Safer model formats and interop

2 min read

Content

  1. Case Study
  2. Problem
  3. Workaround
  4. Long Term Solution
  5. Other Tips

Case Study

Recently I trained a model with transformers v4.37.2. It produced the following structure:

(pytorch_p310) sh-4.2$ tar -czvf model.tar.gz ./model
./model/
./model/config.json
./model/model.safetensors
./model/rng_state.pth
./model/training_args.bin
./model/tokenizer_config.json
./model/vocab.txt
./model/special_tokens_map.json
./model/scheduler.pt
./model/tokenizer.json
./model/trainer_state.json

It creates a model.safetensors (line 4) file which is preferred due to higher security, lower memory footprint (zero-copy) and faster loading speed. The pickle formats used by PyTorch have a security vulnerability. From pickle documentation:

Warning: The pickle module is not secure. Only unpickle data you trust.
It is possible to construct malicious pickle data which will execute
arbitrary code during unpickling. Never unpickle data that could have
come from an untrusted source, or that could have been tampered with.

Problem

This newer and recommended model package didn’t load in the target environment due to a runtime transformers version number 4.11.3.

Workaround

A simple workaround (not recommended.) to make it work is to load the model.safetensors file into a model and save it like so in the traditional format:

import torch
torch.save(model.state_dict(), 'pytorch_model.bin')
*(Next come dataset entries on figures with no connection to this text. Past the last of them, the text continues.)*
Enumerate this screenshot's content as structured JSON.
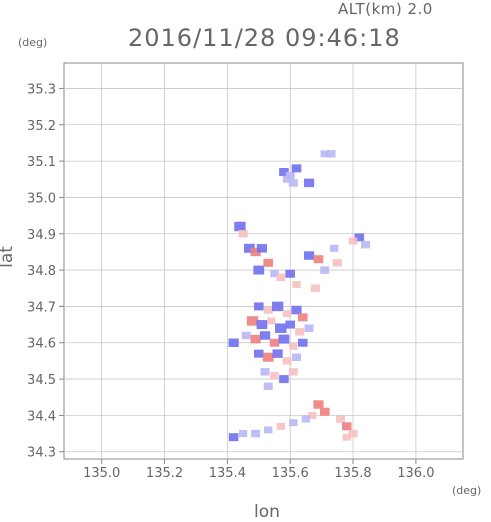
{
  "header": {
    "altitude_label": "ALT(km) 2.0",
    "datetime": "2016/11/28 09:46:18"
  },
  "chart_data": {
    "type": "heatmap",
    "title": "2016/11/28 09:46:18",
    "subtitle": "ALT(km) 2.0",
    "xlabel": "lon",
    "ylabel": "lat",
    "x_unit": "(deg)",
    "y_unit": "(deg)",
    "xlim": [
      134.88,
      136.15
    ],
    "ylim": [
      34.28,
      35.37
    ],
    "xticks": [
      135.0,
      135.2,
      135.4,
      135.6,
      135.8,
      136.0
    ],
    "xtick_labels": [
      "135.0",
      "135.2",
      "135.4",
      "135.6",
      "135.8",
      "136.0"
    ],
    "yticks": [
      34.3,
      34.4,
      34.5,
      34.6,
      34.7,
      34.8,
      34.9,
      35.0,
      35.1,
      35.2,
      35.3
    ],
    "ytick_labels": [
      "34.3",
      "34.4",
      "34.5",
      "34.6",
      "34.7",
      "34.8",
      "34.9",
      "35.0",
      "35.1",
      "35.2",
      "35.3"
    ],
    "grid": true,
    "colors": {
      "positive": "#f08080",
      "negative": "#7070f0",
      "light_negative": "#b8b8f4",
      "light_positive": "#f6c0c0"
    },
    "cells": [
      {
        "lon": 135.58,
        "lat": 35.07,
        "v": -0.6
      },
      {
        "lon": 135.6,
        "lat": 35.06,
        "v": -0.5
      },
      {
        "lon": 135.62,
        "lat": 35.08,
        "v": -0.6
      },
      {
        "lon": 135.59,
        "lat": 35.05,
        "v": -0.4
      },
      {
        "lon": 135.61,
        "lat": 35.04,
        "v": -0.5
      },
      {
        "lon": 135.66,
        "lat": 35.04,
        "v": -0.7
      },
      {
        "lon": 135.71,
        "lat": 35.12,
        "v": -0.4
      },
      {
        "lon": 135.73,
        "lat": 35.12,
        "v": -0.5
      },
      {
        "lon": 135.44,
        "lat": 34.92,
        "v": -0.9
      },
      {
        "lon": 135.45,
        "lat": 34.9,
        "v": 0.5
      },
      {
        "lon": 135.47,
        "lat": 34.86,
        "v": -0.8
      },
      {
        "lon": 135.49,
        "lat": 34.85,
        "v": 0.7
      },
      {
        "lon": 135.51,
        "lat": 34.86,
        "v": -0.7
      },
      {
        "lon": 135.5,
        "lat": 34.8,
        "v": -0.8
      },
      {
        "lon": 135.53,
        "lat": 34.82,
        "v": 0.6
      },
      {
        "lon": 135.55,
        "lat": 34.79,
        "v": -0.4
      },
      {
        "lon": 135.57,
        "lat": 34.78,
        "v": 0.5
      },
      {
        "lon": 135.6,
        "lat": 34.79,
        "v": -0.6
      },
      {
        "lon": 135.62,
        "lat": 34.76,
        "v": 0.4
      },
      {
        "lon": 135.66,
        "lat": 34.84,
        "v": -0.7
      },
      {
        "lon": 135.69,
        "lat": 34.83,
        "v": 0.6
      },
      {
        "lon": 135.71,
        "lat": 34.8,
        "v": -0.5
      },
      {
        "lon": 135.68,
        "lat": 34.75,
        "v": 0.5
      },
      {
        "lon": 135.74,
        "lat": 34.86,
        "v": -0.4
      },
      {
        "lon": 135.75,
        "lat": 34.82,
        "v": 0.5
      },
      {
        "lon": 135.82,
        "lat": 34.89,
        "v": -0.6
      },
      {
        "lon": 135.84,
        "lat": 34.87,
        "v": -0.5
      },
      {
        "lon": 135.8,
        "lat": 34.88,
        "v": 0.4
      },
      {
        "lon": 135.5,
        "lat": 34.7,
        "v": -0.6
      },
      {
        "lon": 135.53,
        "lat": 34.69,
        "v": 0.5
      },
      {
        "lon": 135.56,
        "lat": 34.7,
        "v": -0.9
      },
      {
        "lon": 135.59,
        "lat": 34.68,
        "v": 0.4
      },
      {
        "lon": 135.62,
        "lat": 34.69,
        "v": -0.7
      },
      {
        "lon": 135.64,
        "lat": 34.67,
        "v": 0.6
      },
      {
        "lon": 135.48,
        "lat": 34.66,
        "v": 0.9
      },
      {
        "lon": 135.51,
        "lat": 34.65,
        "v": -0.8
      },
      {
        "lon": 135.54,
        "lat": 34.66,
        "v": 0.4
      },
      {
        "lon": 135.57,
        "lat": 34.64,
        "v": -0.9
      },
      {
        "lon": 135.6,
        "lat": 34.65,
        "v": -0.6
      },
      {
        "lon": 135.63,
        "lat": 34.63,
        "v": 0.5
      },
      {
        "lon": 135.66,
        "lat": 34.64,
        "v": -0.5
      },
      {
        "lon": 135.46,
        "lat": 34.62,
        "v": -0.5
      },
      {
        "lon": 135.49,
        "lat": 34.61,
        "v": 0.7
      },
      {
        "lon": 135.52,
        "lat": 34.62,
        "v": -0.7
      },
      {
        "lon": 135.55,
        "lat": 34.6,
        "v": 0.6
      },
      {
        "lon": 135.58,
        "lat": 34.61,
        "v": -0.8
      },
      {
        "lon": 135.61,
        "lat": 34.59,
        "v": 0.4
      },
      {
        "lon": 135.64,
        "lat": 34.6,
        "v": -0.6
      },
      {
        "lon": 135.42,
        "lat": 34.6,
        "v": -0.7
      },
      {
        "lon": 135.5,
        "lat": 34.57,
        "v": -0.6
      },
      {
        "lon": 135.53,
        "lat": 34.56,
        "v": 0.8
      },
      {
        "lon": 135.56,
        "lat": 34.57,
        "v": -0.7
      },
      {
        "lon": 135.59,
        "lat": 34.55,
        "v": 0.5
      },
      {
        "lon": 135.62,
        "lat": 34.56,
        "v": -0.5
      },
      {
        "lon": 135.52,
        "lat": 34.52,
        "v": -0.5
      },
      {
        "lon": 135.55,
        "lat": 34.51,
        "v": 0.4
      },
      {
        "lon": 135.58,
        "lat": 34.5,
        "v": -0.6
      },
      {
        "lon": 135.53,
        "lat": 34.48,
        "v": -0.5
      },
      {
        "lon": 135.61,
        "lat": 34.52,
        "v": 0.5
      },
      {
        "lon": 135.69,
        "lat": 34.43,
        "v": 0.7
      },
      {
        "lon": 135.71,
        "lat": 34.41,
        "v": 0.6
      },
      {
        "lon": 135.67,
        "lat": 34.4,
        "v": 0.4
      },
      {
        "lon": 135.65,
        "lat": 34.39,
        "v": -0.4
      },
      {
        "lon": 135.76,
        "lat": 34.39,
        "v": 0.5
      },
      {
        "lon": 135.78,
        "lat": 34.37,
        "v": 0.6
      },
      {
        "lon": 135.8,
        "lat": 34.35,
        "v": 0.5
      },
      {
        "lon": 135.78,
        "lat": 34.34,
        "v": 0.4
      },
      {
        "lon": 135.42,
        "lat": 34.34,
        "v": -0.6
      },
      {
        "lon": 135.45,
        "lat": 34.35,
        "v": -0.4
      },
      {
        "lon": 135.49,
        "lat": 34.35,
        "v": -0.5
      },
      {
        "lon": 135.53,
        "lat": 34.36,
        "v": -0.4
      },
      {
        "lon": 135.57,
        "lat": 34.37,
        "v": 0.4
      },
      {
        "lon": 135.61,
        "lat": 34.38,
        "v": -0.4
      }
    ]
  }
}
Once it creates the bin file, you can delete or move the model.safetensors file somewhere else and create a package that looks like:

(pytorch_p310) sh-4.2$ tar -czvf model.tar.gz ./model
./model/
./model/config.json
./model/pytorch_model.bin
./model/rng_state.pth
./model/training_args.bin
./model/tokenizer_config.json
./model/vocab.txt
./model/special_tokens_map.json
./model/scheduler.pt
./model/tokenizer.json
./model/trainer_state.json

While this works in the intertim, we propose a better long term solution.

Long Term Solution

When training models, it is important to align early on with all parties and systems inloved in the productionization process on the model runtime environment, exact library versions and model packaging. This is to avoid problems:

  1. The environment in which you train, might produce a model artifact that is incompatible with the target system.
  2. Avoid any surprises during imlementation
  3. Expectation differences in formats, folder structures. e.g. A model.tar.gz produced by SageMaker training job might overwrite files in the target system if uncompressed in the same location.

Our recommendation is to work with the target system to have them upgrade their transformer version so that we can use the more secure and forward looking model packaging format.

Other Tips

A training script might also save a optimizer file in the model package. This is not required for pure inference implementation and can be deleted to reduce the size of the model package.